First of all, you may notice a reduction of your pain lasting a few hours if local anaesthetic has been used.  However, the discomfort increases after the next 24 hours before it begins to improve.  This does not mean the treatment is not going to work but over the following six weeks you should notice a gradual reduction in your symptoms. The benefit usually lasts from a few weeks to several months.  If you have not derived any benefit by six weeks, it is unlikely you will get further relief.  Unfortunately, joint injections do not work for all patients, although most would be expected to have a very favourable outcome.

Is there anything that can go wrong after the injection (complications).

Complications are unusual, but do very occasionally happen.  Serious complications (very unlikely) include infection (which can even more rarely destroy a joint), tendon rupture (needing surgical repair), blood vessel or nerve damage. A little dimpling or thinning of the skin overlying the injection site can also occur. It also possible for some people to have an allergic reaction to the steroid, and so you will be asked to wait in the surgery after the injection.

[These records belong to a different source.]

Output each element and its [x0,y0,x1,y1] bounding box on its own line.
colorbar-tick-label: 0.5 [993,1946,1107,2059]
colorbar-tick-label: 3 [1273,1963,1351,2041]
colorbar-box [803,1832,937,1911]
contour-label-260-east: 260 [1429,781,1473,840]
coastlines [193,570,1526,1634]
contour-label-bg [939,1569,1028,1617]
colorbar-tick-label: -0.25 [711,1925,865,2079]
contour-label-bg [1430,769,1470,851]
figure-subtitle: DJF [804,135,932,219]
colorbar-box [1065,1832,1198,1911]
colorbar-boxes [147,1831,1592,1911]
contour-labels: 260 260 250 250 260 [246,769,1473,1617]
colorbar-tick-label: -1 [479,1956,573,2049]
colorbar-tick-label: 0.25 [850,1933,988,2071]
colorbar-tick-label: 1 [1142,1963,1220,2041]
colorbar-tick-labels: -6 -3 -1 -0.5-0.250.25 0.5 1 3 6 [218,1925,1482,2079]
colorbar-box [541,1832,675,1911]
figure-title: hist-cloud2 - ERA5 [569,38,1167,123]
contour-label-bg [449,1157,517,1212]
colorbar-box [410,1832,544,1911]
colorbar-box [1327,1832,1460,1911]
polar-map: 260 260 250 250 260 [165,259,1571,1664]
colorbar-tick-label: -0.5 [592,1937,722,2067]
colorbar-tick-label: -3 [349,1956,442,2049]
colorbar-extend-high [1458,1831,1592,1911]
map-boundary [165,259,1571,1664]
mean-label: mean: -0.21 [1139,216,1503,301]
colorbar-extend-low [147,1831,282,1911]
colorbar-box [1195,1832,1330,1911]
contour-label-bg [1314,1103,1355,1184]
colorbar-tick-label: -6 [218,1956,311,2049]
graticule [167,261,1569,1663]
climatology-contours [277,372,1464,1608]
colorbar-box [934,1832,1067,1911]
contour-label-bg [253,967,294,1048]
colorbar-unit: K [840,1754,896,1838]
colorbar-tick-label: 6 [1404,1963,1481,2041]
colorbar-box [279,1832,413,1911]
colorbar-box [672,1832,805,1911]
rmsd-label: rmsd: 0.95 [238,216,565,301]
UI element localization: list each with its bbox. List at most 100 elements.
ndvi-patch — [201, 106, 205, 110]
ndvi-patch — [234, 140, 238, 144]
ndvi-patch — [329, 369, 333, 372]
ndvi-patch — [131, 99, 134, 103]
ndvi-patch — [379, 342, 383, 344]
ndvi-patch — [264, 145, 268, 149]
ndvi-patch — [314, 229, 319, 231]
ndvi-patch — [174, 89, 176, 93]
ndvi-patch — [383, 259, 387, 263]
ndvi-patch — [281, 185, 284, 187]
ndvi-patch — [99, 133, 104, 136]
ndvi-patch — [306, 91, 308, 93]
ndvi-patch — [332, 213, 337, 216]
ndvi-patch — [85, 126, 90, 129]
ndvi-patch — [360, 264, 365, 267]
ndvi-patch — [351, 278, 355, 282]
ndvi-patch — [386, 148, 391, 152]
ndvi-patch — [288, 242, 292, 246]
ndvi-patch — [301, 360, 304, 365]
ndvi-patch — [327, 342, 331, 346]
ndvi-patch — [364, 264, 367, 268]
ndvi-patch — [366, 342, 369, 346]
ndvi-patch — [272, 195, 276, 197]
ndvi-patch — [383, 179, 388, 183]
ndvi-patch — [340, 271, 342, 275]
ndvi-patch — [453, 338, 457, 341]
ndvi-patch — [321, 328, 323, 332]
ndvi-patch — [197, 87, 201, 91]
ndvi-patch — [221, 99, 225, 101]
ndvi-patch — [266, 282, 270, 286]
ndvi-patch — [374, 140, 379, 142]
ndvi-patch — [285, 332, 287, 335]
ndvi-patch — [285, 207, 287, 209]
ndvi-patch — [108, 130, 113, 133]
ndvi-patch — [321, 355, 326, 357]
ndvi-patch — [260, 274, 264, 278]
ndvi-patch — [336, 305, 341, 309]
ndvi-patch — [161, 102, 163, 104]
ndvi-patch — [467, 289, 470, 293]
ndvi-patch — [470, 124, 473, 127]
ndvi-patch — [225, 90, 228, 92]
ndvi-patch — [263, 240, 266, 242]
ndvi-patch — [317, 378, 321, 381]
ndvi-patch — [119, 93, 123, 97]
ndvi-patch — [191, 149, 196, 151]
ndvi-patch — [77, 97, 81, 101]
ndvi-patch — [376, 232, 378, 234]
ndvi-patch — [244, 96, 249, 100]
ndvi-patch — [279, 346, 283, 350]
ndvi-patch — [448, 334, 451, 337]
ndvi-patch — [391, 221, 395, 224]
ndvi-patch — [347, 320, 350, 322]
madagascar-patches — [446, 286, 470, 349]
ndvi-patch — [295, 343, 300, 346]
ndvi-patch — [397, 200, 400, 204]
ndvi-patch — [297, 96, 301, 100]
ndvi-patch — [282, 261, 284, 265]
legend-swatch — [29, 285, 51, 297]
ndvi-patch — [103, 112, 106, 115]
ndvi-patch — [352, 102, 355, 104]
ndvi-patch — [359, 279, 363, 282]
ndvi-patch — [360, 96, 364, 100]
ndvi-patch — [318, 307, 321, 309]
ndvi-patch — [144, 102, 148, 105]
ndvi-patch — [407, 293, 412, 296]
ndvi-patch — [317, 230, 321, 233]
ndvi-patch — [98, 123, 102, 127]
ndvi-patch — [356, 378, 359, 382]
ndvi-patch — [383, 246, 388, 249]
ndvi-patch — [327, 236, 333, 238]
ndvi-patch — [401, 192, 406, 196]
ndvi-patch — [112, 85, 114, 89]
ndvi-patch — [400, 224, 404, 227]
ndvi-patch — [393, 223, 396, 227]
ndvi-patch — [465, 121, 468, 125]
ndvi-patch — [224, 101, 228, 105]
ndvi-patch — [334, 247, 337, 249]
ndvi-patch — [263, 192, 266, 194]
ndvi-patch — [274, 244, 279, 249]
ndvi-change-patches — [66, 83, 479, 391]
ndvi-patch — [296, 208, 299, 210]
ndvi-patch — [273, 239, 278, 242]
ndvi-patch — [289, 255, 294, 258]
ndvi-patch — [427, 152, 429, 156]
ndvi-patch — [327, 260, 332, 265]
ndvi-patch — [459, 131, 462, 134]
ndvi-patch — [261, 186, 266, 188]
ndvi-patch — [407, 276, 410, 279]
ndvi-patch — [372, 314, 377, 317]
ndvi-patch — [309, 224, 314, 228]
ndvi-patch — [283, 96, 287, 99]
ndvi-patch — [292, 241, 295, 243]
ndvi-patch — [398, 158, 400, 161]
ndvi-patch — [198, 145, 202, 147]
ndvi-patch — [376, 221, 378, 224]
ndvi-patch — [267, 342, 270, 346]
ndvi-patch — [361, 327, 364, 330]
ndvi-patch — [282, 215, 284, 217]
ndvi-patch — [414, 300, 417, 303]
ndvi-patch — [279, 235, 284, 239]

Although these are rare, you need to be aware of the risks and take this into consideration before embarking on this procedure.  Complications are more likely after repeated steroid injections into the same area.  We recommend limiting the number of injections into the same joint to three per year.

Should your joint become increasingly painful or hot, then contact your doctor immediately.

Do I need to rest after the injection?

Yes you should rest as much as possible for the first two days after an injection into a joint.  This is especially important if a weight bearing joint such as the knee or ankle has been injected.

Should you have any further questions, please ask the doctor.